Hopefully you’ve read Eryn Loeb’s Millions review of Goodbye to All That, a collection of essays by noted writers on the weird sorrow of leaving New York City. Contributors include Dani Shapiro, whom we interviewed back in October, Emma Straub, who wrote an essay for The Millions back in July, and Millions staff writer Emily St. John Mandel. At the LARB, Mason Currey says he dreaded reading the book out of fear that it would raise old anxieties, but then says that his hesitations “quickly evaporated” when he started reading.
The Outlaw Sea author William Langewiesche has a new ebook out in the “Single” format, Finding the Devil: Darkness, Light, and the Untold Story of the Chilean Mine Disaster, about the 2010 disaster that left 33 miners trapped for nearly two months.
“Every sense cleared about three hundred percent and stood up on its hind legs waving its feelers.” Eighty years ago, James Agee got an assignment that entered him into history, though not during his lifetime. Let us now celebrate Let Us Now Praise Famous Men. See also: our essay on famous artist-writer collaborations, like Agee’s with Walker Evans.
In true Seinfeldian fashion, Arthur Martine, the Victorian writer behind Martine’s Handbook of Etiquette, drew up a detailed taxonomy of the various species of bore.

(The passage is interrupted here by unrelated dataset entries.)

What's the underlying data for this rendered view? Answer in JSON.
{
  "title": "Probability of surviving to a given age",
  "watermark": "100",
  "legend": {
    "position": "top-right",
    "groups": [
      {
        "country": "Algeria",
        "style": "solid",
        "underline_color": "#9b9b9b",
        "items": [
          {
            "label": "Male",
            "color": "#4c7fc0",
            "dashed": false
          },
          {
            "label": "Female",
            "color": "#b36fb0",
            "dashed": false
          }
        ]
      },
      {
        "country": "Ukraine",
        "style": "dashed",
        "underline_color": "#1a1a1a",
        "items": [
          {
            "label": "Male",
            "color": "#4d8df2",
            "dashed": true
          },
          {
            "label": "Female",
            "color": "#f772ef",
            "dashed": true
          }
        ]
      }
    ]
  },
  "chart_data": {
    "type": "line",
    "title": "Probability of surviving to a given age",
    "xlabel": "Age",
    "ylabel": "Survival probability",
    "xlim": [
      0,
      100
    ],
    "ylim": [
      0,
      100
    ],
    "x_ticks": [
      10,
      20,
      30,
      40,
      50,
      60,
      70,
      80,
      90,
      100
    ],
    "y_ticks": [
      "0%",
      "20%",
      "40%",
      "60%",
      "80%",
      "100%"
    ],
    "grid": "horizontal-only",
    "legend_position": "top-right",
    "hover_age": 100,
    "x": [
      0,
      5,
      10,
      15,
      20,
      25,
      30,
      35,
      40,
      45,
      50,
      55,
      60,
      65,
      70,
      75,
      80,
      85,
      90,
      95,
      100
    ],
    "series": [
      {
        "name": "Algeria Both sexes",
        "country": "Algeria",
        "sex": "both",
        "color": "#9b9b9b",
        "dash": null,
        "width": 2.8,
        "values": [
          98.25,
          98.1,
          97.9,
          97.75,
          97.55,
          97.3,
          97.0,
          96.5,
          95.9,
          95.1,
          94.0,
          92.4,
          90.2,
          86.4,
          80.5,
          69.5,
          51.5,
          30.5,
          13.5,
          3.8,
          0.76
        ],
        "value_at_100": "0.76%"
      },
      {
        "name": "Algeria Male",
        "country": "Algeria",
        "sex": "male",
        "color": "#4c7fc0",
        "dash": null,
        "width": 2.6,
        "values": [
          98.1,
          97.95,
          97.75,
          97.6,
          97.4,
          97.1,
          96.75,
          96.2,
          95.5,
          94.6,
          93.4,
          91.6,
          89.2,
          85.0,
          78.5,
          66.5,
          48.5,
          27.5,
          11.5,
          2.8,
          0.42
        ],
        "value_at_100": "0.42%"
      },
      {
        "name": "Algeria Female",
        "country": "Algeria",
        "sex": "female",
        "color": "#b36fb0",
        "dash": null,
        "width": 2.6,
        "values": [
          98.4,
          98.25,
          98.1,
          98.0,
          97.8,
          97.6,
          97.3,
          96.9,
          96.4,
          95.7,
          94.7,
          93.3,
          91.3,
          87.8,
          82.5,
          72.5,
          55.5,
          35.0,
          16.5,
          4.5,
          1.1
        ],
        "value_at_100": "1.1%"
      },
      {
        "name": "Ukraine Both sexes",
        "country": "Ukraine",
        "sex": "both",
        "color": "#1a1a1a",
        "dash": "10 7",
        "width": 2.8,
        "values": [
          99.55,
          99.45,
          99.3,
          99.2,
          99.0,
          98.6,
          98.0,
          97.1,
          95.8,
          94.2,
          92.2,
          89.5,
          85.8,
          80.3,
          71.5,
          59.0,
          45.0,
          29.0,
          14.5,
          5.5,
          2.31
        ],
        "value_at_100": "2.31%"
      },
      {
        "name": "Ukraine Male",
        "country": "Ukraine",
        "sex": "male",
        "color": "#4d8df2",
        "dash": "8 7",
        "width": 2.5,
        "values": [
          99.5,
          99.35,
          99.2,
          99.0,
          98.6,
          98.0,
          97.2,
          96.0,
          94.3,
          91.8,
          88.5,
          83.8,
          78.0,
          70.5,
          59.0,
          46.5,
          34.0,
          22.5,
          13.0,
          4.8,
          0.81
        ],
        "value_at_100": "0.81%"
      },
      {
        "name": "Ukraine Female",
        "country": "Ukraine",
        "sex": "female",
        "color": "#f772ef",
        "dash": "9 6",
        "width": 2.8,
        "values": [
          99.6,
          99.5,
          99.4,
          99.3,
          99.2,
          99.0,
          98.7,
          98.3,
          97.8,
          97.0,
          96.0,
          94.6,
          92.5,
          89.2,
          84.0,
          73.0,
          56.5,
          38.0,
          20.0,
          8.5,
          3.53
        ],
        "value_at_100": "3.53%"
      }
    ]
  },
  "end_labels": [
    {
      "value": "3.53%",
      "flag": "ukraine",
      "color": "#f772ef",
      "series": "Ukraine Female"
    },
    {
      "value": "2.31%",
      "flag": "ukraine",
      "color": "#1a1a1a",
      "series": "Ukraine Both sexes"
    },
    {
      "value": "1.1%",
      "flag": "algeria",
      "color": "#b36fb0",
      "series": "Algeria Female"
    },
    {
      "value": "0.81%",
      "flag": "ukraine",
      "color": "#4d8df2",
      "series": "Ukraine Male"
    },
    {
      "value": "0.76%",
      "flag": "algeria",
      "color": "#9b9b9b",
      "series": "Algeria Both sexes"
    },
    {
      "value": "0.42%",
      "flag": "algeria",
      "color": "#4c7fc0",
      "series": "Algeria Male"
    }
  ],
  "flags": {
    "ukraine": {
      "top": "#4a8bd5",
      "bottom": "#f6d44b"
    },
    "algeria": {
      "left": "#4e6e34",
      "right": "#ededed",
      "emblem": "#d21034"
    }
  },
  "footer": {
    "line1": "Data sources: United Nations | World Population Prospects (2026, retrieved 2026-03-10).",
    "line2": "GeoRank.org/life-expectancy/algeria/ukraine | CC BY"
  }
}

These include the Loud Talker, who “silences a whole party by his sole power of lungs;” the Malaprop, who masters the art of inappropriate conversation; and the Life-Sharer, who may be familiar to the Facebook addicts of today.
If you know what the phrase “hypertext story” means, you’re likely at least passingly familiar with new media literature, which first appeared all the way back in the days of floppy disks. At Ploughshares, a brief introduction to the genre, with a nod to hypertext ur-teacher and novelist Robert Coover. You could also read Guy Patrick Cunningham on writing in the digital age.